You can find the nonprofit all the fundraiser money is going to here: https://www.crpsconsortium.org/

My Story/ Why I Want to Fundraise for CRPS Research

In May 2018, I was hit by a car while riding my bike as a missionary with my church. In June, I returned home after a month of incredible pain and a quite swollen ankle from that original smash injury to my left ankle.

In January 2019, I was diagnosed with Complex Regional Pain Syndrome. My physical therapist at the time caught my symptoms fairly quickly, but this isn't the case for most who deal with or get diagnosed with CRPS. My ankle was on horrible fire, I felt like a thousand knives were stabbed right through my foot. It often appeared dark purple or red, swollen, and my skin looked like the marbling you see in bathroom tiles.

CRPS has no true known cure in the medical world. It is often missed for other conditions or diagnosed late because it is currently diagnosed through meeting a certain number of symptoms that fall within the syndrome.
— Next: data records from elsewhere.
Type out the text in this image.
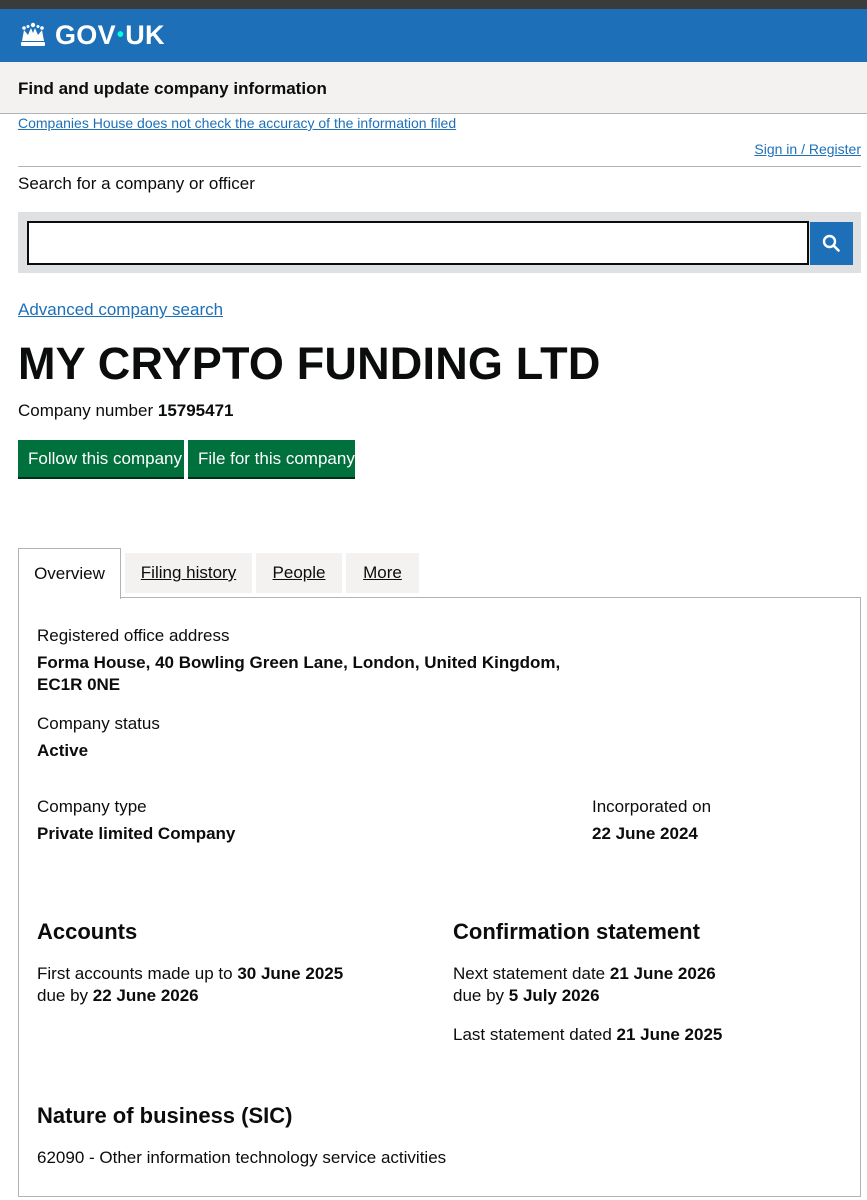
GOV•UK
Find and update company information
Companies House does not check the accuracy of the information filed
Sign in / Register
Search for a company or officer
Advanced company search
MY CRYPTO FUNDING LTD
Company number 15795471
Follow this company File for this company
Overview	Filing history	People	More
Registered office address
Forma House, 40 Bowling Green Lane, London, United Kingdom,
EC1R 0NE
Company status
Active
Company type
Private limited Company
Incorporated on
22 June 2024
Accounts
First accounts made up to 30 June 2025
due by 22 June 2026
Confirmation statement
Next statement date 21 June 2026
due by 5 July 2026
Last statement dated 21 June 2025
Nature of business (SIC)
62090 - Other information technology service activities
Patients are often told that it's all in their heads, that they are making it up, or that they are drug addicts when they turn to the medical system for help.
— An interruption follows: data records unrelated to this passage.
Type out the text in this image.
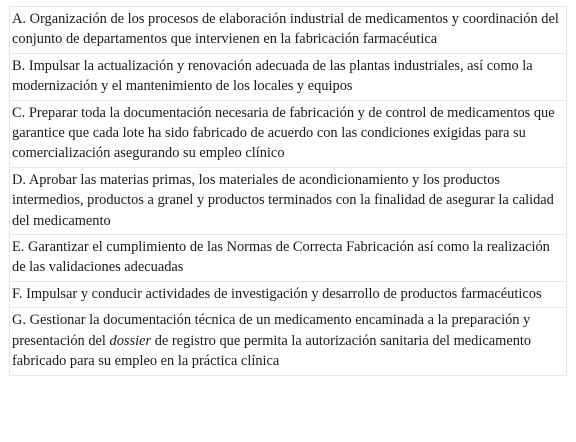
A. Organización de los procesos de elaboración industrial de medicamentos y coordinación del conjunto de departamentos que intervienen en la fabricación farmacéutica
B. Impulsar la actualización y renovación adecuada de las plantas industriales, así como la modernización y el mantenimiento de los locales y equipos
C. Preparar toda la documentación necesaria de fabricación y de control de medicamentos que garantice que cada lote ha sido fabricado de acuerdo con las condiciones exigidas para su comercialización asegurando su empleo clínico
D. Aprobar las materias primas, los materiales de acondicionamiento y los productos intermedios, productos a granel y productos terminados con la finalidad de asegurar la calidad del medicamento
E. Garantizar el cumplimiento de las Normas de Correcta Fabricación así como la realización de las validaciones adecuadas
F. Impulsar y conducir actividades de investigación y desarrollo de productos farmacéuticos
G. Gestionar la documentación técnica de un medicamento encaminada a la preparación y presentación del dossier de registro que permita la autorización sanitaria del medicamento fabricado para su empleo en la práctica clínica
As CRPS progressed over the next 3 and a half years, I tried everything I could both FDA-approved and non-FDA-approved treatments. I tried nerve blocks both in my spine and under my knee that provided hours of relief at best. I tried Low Dose Naltrexone (LDN) but unfortunately, it messed up my mental health in a matter of days. I tried Gabapentin, a nerve and seizure medication often used for CRPS patients. High doses of this medication can have some fairly serious side effects, but taking it combined with other treatments is effective for some CRPS Patients. For me, it wasn't enough. I turned to a compounded cream that wasn't covered by my insurance at about $200 every month. Still, I had horrific pain flares that lasted for weeks or months. I turned to getting lidocaine IV infusions but still, the relief was temporary. A couple of days at best.

In 2020 just before things shut down and came to a halt here in the States, I received a 5-day Ketamine treatment with an increased dose each day. I had to travel nearly two hours to get access to the treatment and it still was only temporary relief from the hell I was enduring. I received many more boosters of ketamine in Emergency Room visits as CRPS continued to worsen and my ability to walk became less and less.

Finally, I decided it was time to consider amputation. Amputation is not the standard practice by any means for CRPS patients because it involves a lot of medical risk in the hope of a better quality of life. Now, nearly three years later, I advocate for more research on CRPS amputations and better treatments for my friends living with the effects of full-body CRPS.